Ethical Imperative of Trauma Theory and Witnessing for Native American Autobiography

Radstone indicates that the ethical goals of trauma theory are not entirely unproblematic.  At a surface level, the goal of “cultural remembrance” for the “absent presence” is unchallenged:

Though trauma analysis is in its early stages of development, its ethical imperatives do appear to have been accepted: trauma analysis positions itself by analogy with the witness or addresseee of testimony to trauma and understands its task as that of facilitating the cultural remebrance and working-through of those traumas whose absent presence marks the analysed text/s.  (Radstone 22)
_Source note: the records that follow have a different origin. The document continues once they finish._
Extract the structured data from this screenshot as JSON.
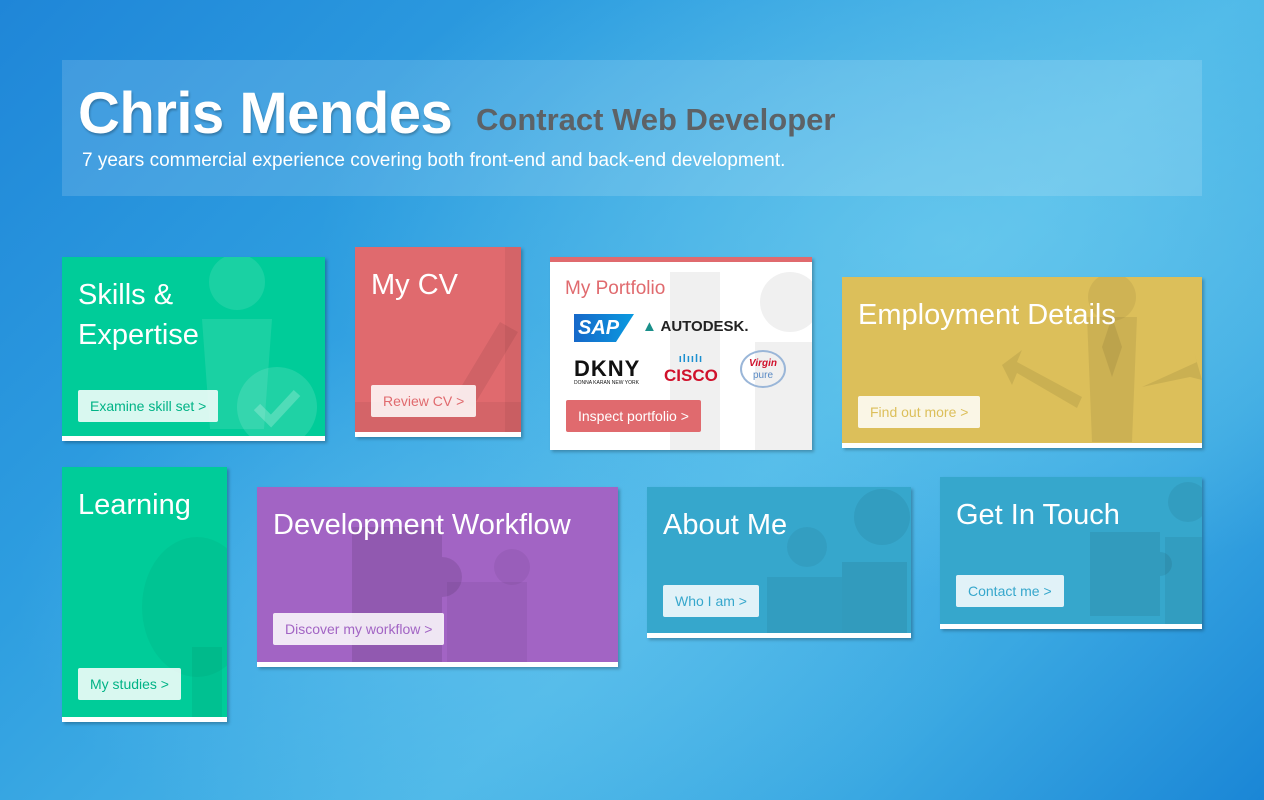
{
  "header": {
    "name": "Chris Mendes",
    "role": "Contract Web Developer",
    "description": "7 years commercial experience covering both front-end and back-end development."
  },
  "tiles": {
    "skills": {
      "title_line1": "Skills &",
      "title_line2": "Expertise",
      "button": "Examine skill set >",
      "color": "#00cc99"
    },
    "cv": {
      "title": "My CV",
      "button": "Review CV >",
      "color": "#e06a6e"
    },
    "portfolio": {
      "title": "My Portfolio",
      "button": "Inspect portfolio >",
      "color": "#e06a6e",
      "logos": [
        "SAP",
        "AUTODESK.",
        "DKNY",
        "DONNA KARAN NEW YORK",
        "CISCO",
        "Virgin",
        "pure"
      ]
    },
    "employment": {
      "title": "Employment Details",
      "button": "Find out more >",
      "color": "#dcbf5a"
    },
    "learning": {
      "title": "Learning",
      "button": "My studies >",
      "color": "#00cc99"
    },
    "workflow": {
      "title": "Development Workflow",
      "button": "Discover my workflow >",
      "color": "#a264c4"
    },
    "about": {
      "title": "About Me",
      "button": "Who I am >",
      "color": "#36a7cc"
    },
    "touch": {
      "title": "Get In Touch",
      "button": "Contact me >",
      "color": "#36a7cc"
    }
  }
}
However, she identifies the risk that trauma theory may be shaped by “voyeristic” tendencies, and that the possibility of these influences should perhaps be acknowledged (23).  She describes Carolyn Steedman’s Empathy Theory as a 

“timely corrective to the view that the display of empathy, in cultural criticism, is simply to be welcomed….As well as partaking of a discource of power that establishes the critic’s sensibility as ‘finer’ than that of nameless others, the empathetic recovery of the voices of traumatized testifiers and texts may be at the expense of those for whom trauma criticism claims to speak” (22).

This immediately reminds me of the issues surrounding Native American autobiography.  To what degree are these “assisted autobiographies” (such as we see from Mary Jemison when compared to the real-life Mary Jemison) used to support status-quo hierarchies of power?  Or, no less disturbing to reformulate hierarchies that use the subjectivity of the victim to enhance the positionality of the cultural critic, perhaps at the expense of the oligarchies of cultural power, but certainly not to the benefit of the “absent presence,” who might also be understood as the “outsiders within” of Standpoint Theory.

In this case, reference back to Radstone’s discussion of psychoanalysis (18) may provide the theoretical means of correlating the potential for a “darker side of the mind” (19) that may produce a kind of ‘critical voyeurism’ (22) and the need to reveal the reality of trauma for those who remain voiceless.